I know that if we have some data representing some wave, for example image line values, we can use fourier transform to get frequency function of that wave. But we have N values at points x=0...N-1 And we get only N frequencies at the output. So I want to analyze the wave everywhere in the range [0, N-1] For example at point u = 1.5. How can I do it?
It's been over 10 years since I've done any of these, but I think Matlab had some FT methods that would let you do what you wanted. At least that's what we used in our Linear Signals and DSP classes
Computing the Fourier transform value for any frequency from a set of samples is actually quite easy:
F(w)= sum[over all sample indices k] ( f(t_k) e^(i w t_k) )
Code-wise, you do something like this:
float Fourier(float omega) {
Complex a(0.0); // think "a is for accumulator"

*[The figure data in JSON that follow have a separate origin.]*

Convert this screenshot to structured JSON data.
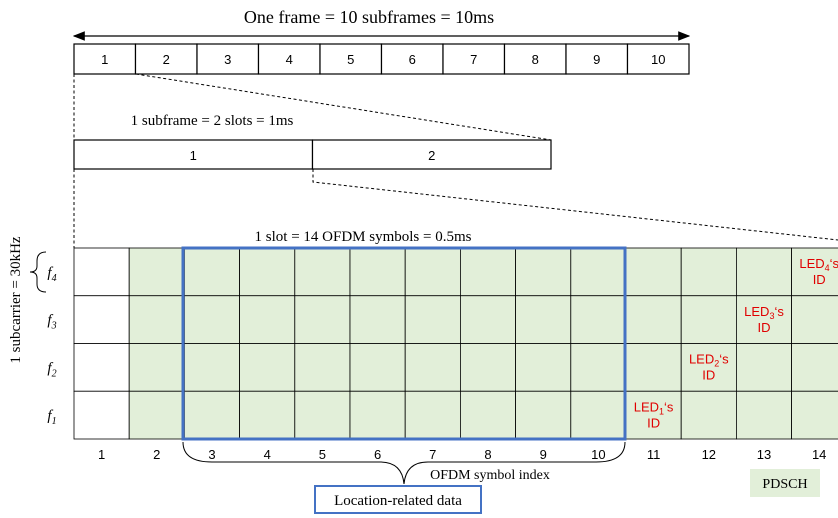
{
  "frame": {
    "title": "One frame = 10 subframes = 10ms",
    "subframe_labels": [
      "1",
      "2",
      "3",
      "4",
      "5",
      "6",
      "7",
      "8",
      "9",
      "10"
    ]
  },
  "subframe": {
    "title": "1 subframe = 2 slots = 1ms",
    "slot_labels": [
      "1",
      "2"
    ]
  },
  "slot": {
    "title": "1 slot = 14 OFDM symbols = 0.5ms",
    "symbol_indices": [
      "1",
      "2",
      "3",
      "4",
      "5",
      "6",
      "7",
      "8",
      "9",
      "10",
      "11",
      "12",
      "13",
      "14"
    ],
    "axis_label": "OFDM symbol index",
    "subcarrier_label": "1 subcarrier = 30kHz",
    "subcarriers": [
      {
        "base": "f",
        "sub": "4"
      },
      {
        "base": "f",
        "sub": "3"
      },
      {
        "base": "f",
        "sub": "2"
      },
      {
        "base": "f",
        "sub": "1"
      }
    ]
  },
  "led_ids": [
    {
      "pre": "LED",
      "sub": "1",
      "post": "‘s",
      "line2": "ID",
      "symbol": 11,
      "subcarrier": 1
    },
    {
      "pre": "LED",
      "sub": "2",
      "post": "‘s",
      "line2": "ID",
      "symbol": 12,
      "subcarrier": 2
    },
    {
      "pre": "LED",
      "sub": "3",
      "post": "‘s",
      "line2": "ID",
      "symbol": 13,
      "subcarrier": 3
    },
    {
      "pre": "LED",
      "sub": "4",
      "post": "‘s",
      "line2": "ID",
      "symbol": 14,
      "subcarrier": 4
    }
  ],
  "location_label": "Location-related data",
  "legend": {
    "label": "PDSCH",
    "color": "#e2efd9"
  },
  "colors": {
    "highlight": "#4472c4",
    "led_text": "#e00000",
    "cell_fill": "#e2efd9"
  }
}
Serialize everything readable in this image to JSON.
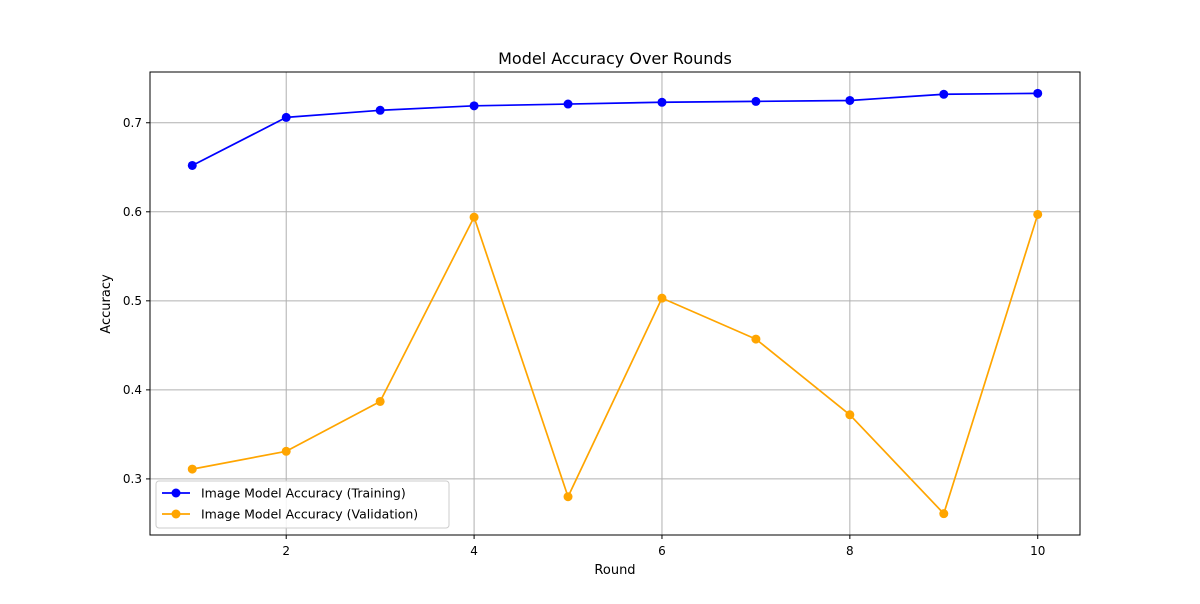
{
  "chart_data": {
    "type": "line",
    "title": "Model Accuracy Over Rounds",
    "xlabel": "Round",
    "ylabel": "Accuracy",
    "x": [
      1,
      2,
      3,
      4,
      5,
      6,
      7,
      8,
      9,
      10
    ],
    "xlim": [
      0.55,
      10.45
    ],
    "ylim": [
      0.237,
      0.757
    ],
    "xticks": [
      2,
      4,
      6,
      8,
      10
    ],
    "yticks": [
      0.3,
      0.4,
      0.5,
      0.6,
      0.7
    ],
    "xtick_labels": [
      "2",
      "4",
      "6",
      "8",
      "10"
    ],
    "ytick_labels": [
      "0.3",
      "0.4",
      "0.5",
      "0.6",
      "0.7"
    ],
    "grid": true,
    "legend_position": "lower-left",
    "series": [
      {
        "name": "Image Model Accuracy (Training)",
        "color": "#0000ff",
        "marker": "circle",
        "values": [
          0.652,
          0.706,
          0.714,
          0.719,
          0.721,
          0.723,
          0.724,
          0.725,
          0.732,
          0.733
        ]
      },
      {
        "name": "Image Model Accuracy (Validation)",
        "color": "#ffa500",
        "marker": "circle",
        "values": [
          0.311,
          0.331,
          0.387,
          0.594,
          0.28,
          0.503,
          0.457,
          0.372,
          0.261,
          0.597
        ]
      }
    ]
  }
}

for(int k=0; k<value.size(); ++k) {
float time= t_start + k*dt;
float theta= omega * time; // this is (w t_k) from above
a+= value[k] * Complex(cos(theta), sin(theta));
}
return a;
} // note, I have explicitly written out e^(i theta) = cos(theta) + i sin(theta)
If you have irregular sample times, you can use a time[] vector/array along with your value[] vector/array, instead of computing the time from the index. (However, be careful, since irregularly spaced samples don't necessarily mean what you think they do! If this comment is in any way mysterious, stick with regular samples...)
The only problem is that, if you want to generate N regularly spaced frequencies based on regular samples, doing it the above way will take O(N^2) time. The Fast Fourier Transform is an algorithm that does this in O(N log N) time.